We arrived at Packnam, on the left bank of the river, about eight, and found there, waiting for us, the captain of the port, and a great number of slaves at the landing, with torches in hand, and fastened also to temporary posts, to light us on the way to the government-house, situated just without an extensive fortification. There was a narrow way paved with broad bricks, which led to the governor’s. The gentlemen composing the company, the servants on each flank with their numerous flambeaux, with many hundred lookers-on, preserving the utmost decorum, made no small show, and produced, upon the whole, rather an imposing effect, for this was the first envoy ever sent to the “magnificent king of Siam,” from the United States.
We were ushered into the best house in the village, enclosed by a bamboo-fence and guarded by soldiers with long wooden poles, pointed with iron. The houses are erected as all the houses are here, from five to seven feet above the ground, on substantial posts; the sides are covered with attap, a species of palm growing abundantly on the banks of the Menam; they have a double roof, one of tile and another of attap to moderate the intensity of the heat. We ascended a stairway and were ushered into “the presence” through lines of prostrate slaves, from thence to a raised platform.

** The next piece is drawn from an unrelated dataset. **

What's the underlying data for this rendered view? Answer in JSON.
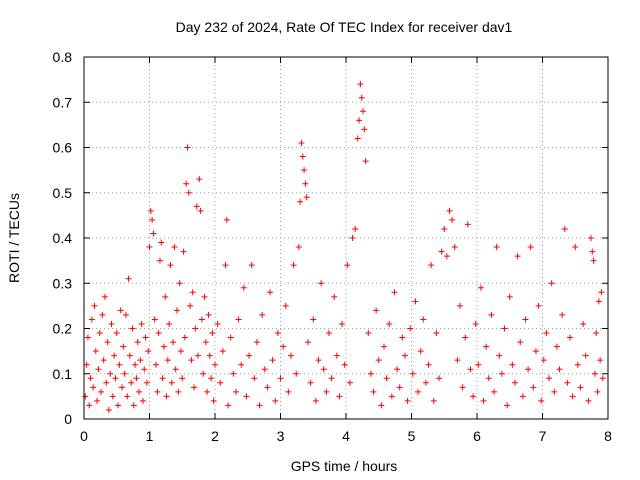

The governor was sitting cross-legged on an elevated seat, under a broad canopy, surrounded, a little beneath him, by his sword and silver-stick bearers, and a man holding a long fan made of feathers, which was kept in constant motion to keep him cool and to drive off the myriads of moschetoes. His menials were all prostrate, resting on their knees and elbows, coming in and going out in the same attitude, always keeping their faces turned towards him. He was smoking a long pipe, having before him areca-nut, chunam, ceri (siri) or betel-leaf, and tobacco, all of which were deposited in several large gold cups or goblets. His dress consisted of a waist-cloth—his head was shaved excepting on the crown, “à la Siamese.” He received us very graciously, courteously, and hospitably, shaking us heartily by the hand; chairs were prepared for us and the best viands the place could afford, consisting of at least a dozen dishes, were shortly ordered in, well cooked in the Portuguese fashion, clean and neat with porter, cocoa-nut water, and a square Dutch bottle of gin—there were clean table-cloth, knives, forks, plates and spoons, and the floor was covered with a neat woollen carpet. The usual inquiries were made for our healths, ages, children, &c., &c. He congratulated us on our arrival, and said the mission was not only gratifying to him personally but to the country, as he was informed by the praklang or principal minister.